De badkamer, de aanleiding van al die heftigheid, wordt voor ons ontworpen door een interieurarchitecte die we zonder extra kosten bij de diensten van het architectenbureau krijgen. Als iets een zootje is geworden dan is het wel de badkamer. Het ontwerp krijgt voorlopig het voordeel van de twijfel. Of het straks allemaal handig in dagelijks gebruik wordt moet nog blijken, maar op het voor leken begrijpelijk 3D plannetje in vierkleuren druk zag het er wel netjes uit. En verder klopte er niets. Onze keukenman, ook aangesproken om de badkamer in mekaar te timmeren, een man van weinig woorden en veel praktijk, stond er wat beduusd naar te staren terwijl hij zijn schrijnwerkerij aan het opmeten was. "Ik krijg nooit zo een gedetailleerd uitgewerkt ontwerp. Jammer dat het weinig te maken heeft met jullie badkamer", was zijn laconieke bedenking. Daarop ging hij met meter, notaboekje en potlood aan de slag. Het plan eindigde in een hoekje.
Naast de klassieke spulletjes die een mens deze dagen in zijn badkamer kwijt wil, moet er in ons geval ook een trap naar een hoger gelegen waskamer komen, moet de afzuigbuis van de dampkap door de badkamer passeren en hebben we op aanraden gekozen voor een epoxy vloer.

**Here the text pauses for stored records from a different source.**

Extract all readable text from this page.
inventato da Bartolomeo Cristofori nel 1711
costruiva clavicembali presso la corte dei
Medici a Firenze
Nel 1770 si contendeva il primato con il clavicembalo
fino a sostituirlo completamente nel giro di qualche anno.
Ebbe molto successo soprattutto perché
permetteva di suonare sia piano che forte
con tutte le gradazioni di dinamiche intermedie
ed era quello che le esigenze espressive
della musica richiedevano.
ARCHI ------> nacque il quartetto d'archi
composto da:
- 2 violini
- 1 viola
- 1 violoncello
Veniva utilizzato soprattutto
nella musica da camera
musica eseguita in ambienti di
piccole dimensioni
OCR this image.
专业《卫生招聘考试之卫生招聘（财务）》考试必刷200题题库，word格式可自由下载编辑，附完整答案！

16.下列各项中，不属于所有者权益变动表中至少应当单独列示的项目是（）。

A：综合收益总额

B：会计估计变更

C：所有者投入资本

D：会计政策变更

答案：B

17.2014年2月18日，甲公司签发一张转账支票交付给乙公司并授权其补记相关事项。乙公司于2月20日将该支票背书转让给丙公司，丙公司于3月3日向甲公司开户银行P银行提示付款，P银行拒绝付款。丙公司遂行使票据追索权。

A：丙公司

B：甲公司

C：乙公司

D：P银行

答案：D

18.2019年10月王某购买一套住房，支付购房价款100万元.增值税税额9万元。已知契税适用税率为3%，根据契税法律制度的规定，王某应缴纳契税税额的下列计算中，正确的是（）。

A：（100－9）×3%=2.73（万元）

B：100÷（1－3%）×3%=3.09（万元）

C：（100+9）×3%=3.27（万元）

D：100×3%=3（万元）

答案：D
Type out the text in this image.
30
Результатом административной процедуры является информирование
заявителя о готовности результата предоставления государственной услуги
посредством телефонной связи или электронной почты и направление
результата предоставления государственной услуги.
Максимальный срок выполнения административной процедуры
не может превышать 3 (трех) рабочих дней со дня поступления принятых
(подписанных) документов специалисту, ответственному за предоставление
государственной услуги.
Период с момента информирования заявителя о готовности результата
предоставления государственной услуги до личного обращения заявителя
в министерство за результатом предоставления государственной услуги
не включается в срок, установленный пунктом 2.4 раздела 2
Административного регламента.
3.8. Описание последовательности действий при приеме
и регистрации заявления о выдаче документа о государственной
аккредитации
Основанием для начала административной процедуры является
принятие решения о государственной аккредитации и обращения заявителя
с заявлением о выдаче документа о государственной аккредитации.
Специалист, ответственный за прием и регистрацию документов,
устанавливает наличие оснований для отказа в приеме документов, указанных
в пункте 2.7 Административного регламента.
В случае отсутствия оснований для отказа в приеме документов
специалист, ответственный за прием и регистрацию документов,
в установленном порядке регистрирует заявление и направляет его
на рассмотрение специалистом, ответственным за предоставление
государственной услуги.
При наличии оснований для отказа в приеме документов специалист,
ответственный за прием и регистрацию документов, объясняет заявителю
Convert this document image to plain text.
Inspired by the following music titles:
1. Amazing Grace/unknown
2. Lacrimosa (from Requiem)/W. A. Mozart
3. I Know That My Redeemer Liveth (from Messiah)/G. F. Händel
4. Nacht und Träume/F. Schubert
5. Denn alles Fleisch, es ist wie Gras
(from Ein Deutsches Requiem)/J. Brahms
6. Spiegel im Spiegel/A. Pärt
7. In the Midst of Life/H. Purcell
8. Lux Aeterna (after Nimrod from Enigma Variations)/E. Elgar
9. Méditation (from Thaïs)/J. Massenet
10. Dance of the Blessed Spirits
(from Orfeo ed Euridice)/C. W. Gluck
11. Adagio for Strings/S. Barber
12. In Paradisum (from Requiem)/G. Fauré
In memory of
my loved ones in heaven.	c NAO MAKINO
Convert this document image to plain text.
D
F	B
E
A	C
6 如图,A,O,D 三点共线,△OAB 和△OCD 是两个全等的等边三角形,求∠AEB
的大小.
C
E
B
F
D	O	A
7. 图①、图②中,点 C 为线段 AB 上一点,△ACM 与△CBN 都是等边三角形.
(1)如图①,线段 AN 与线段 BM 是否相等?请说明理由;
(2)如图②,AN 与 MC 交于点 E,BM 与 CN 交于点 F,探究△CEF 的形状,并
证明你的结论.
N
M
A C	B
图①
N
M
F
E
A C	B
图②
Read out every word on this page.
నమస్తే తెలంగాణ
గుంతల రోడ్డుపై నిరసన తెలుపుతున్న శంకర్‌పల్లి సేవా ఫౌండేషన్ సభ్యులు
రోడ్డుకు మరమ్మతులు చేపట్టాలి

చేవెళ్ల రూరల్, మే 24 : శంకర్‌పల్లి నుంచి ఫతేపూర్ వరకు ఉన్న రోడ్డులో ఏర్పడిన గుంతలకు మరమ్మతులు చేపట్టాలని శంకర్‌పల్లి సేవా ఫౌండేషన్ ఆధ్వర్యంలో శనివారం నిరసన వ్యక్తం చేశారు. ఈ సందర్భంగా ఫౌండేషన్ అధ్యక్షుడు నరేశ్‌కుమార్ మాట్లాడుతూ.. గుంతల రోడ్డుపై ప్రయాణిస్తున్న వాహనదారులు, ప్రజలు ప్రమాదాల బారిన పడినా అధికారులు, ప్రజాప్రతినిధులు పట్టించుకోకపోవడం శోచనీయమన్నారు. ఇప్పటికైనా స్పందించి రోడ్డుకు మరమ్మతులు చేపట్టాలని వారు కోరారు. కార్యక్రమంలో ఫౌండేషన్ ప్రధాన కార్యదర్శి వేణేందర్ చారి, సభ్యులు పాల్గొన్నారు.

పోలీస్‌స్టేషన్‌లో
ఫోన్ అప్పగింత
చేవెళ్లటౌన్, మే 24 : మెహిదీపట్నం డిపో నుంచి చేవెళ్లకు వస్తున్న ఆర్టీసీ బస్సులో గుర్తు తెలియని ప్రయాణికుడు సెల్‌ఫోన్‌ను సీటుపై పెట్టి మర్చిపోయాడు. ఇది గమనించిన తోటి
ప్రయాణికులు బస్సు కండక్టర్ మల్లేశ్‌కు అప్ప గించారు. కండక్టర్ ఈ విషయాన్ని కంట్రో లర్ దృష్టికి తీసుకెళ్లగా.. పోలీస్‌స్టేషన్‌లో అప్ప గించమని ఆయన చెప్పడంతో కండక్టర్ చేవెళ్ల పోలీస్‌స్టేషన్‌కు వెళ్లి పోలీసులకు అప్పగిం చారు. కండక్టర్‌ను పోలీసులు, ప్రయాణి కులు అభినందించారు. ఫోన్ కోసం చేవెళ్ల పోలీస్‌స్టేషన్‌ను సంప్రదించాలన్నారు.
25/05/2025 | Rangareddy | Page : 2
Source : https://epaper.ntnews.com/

Het dampkapgat was al voorgeboord zowel in het dak als in de vloer van de badkamer. Daar had de aannemer voor gezorgd. Netjes boven elkaar en volgens plan en ook op een volledige verkeerde plaats. Een nieuw gat in het afgewerkte dak leek technisch geen optie en een nieuw gat in de badkamervloer boven de kookplaat kon ook al niet vanwege allerlei leidingen in de vers gegoten chape. Na veel gepalaver werd er dan maar gekozen om ergens halfweg de boor in de vloer te zetten zodat dampkapbuis straks ergens in een stuk meubel weggemoffeld kan worden op haar kronkelige weg van keuken naar dak.
De trap van badkamer naar waskamer bleek al even lastig te organizeren. Op plan was het geen probleem maar de details van hoe die trap aan het bad moest aangewerkt worden, daar had niemand bij stilgestaan. Het plan eindigde dus ook deze keer aan de zijlijn en er ontstond een geanimeerd gesprek tussen aannemer, architect en loodgieter. We stonden er wat naar te kijken tot er plots werd voorgesteld een extra muurtje van een meter tussen bad en trap te metselen. Dat zag mijn vrouw dan weer niet zitten. Ze kon het zich maar moeilijk voorstellen. De architect, eens je haar aandacht hebt altijd bereid te helpen, begon direct te schetsen. Onnodig vond mijn vrouw die op zoek ging naar een stuk bouwafval van het juiste formaat om als virtuele muur te dienen. In geen tijd stond er een modelmuurtje. Minder werk dan tekenen en beduidend realistischer. De aannemer kon er om lachen, de architecte ook, zei het iets minder overtuigend. Het voorstel met het muurtje, daarvan was iedereen wel overtuigd, werd terug afgevoerd.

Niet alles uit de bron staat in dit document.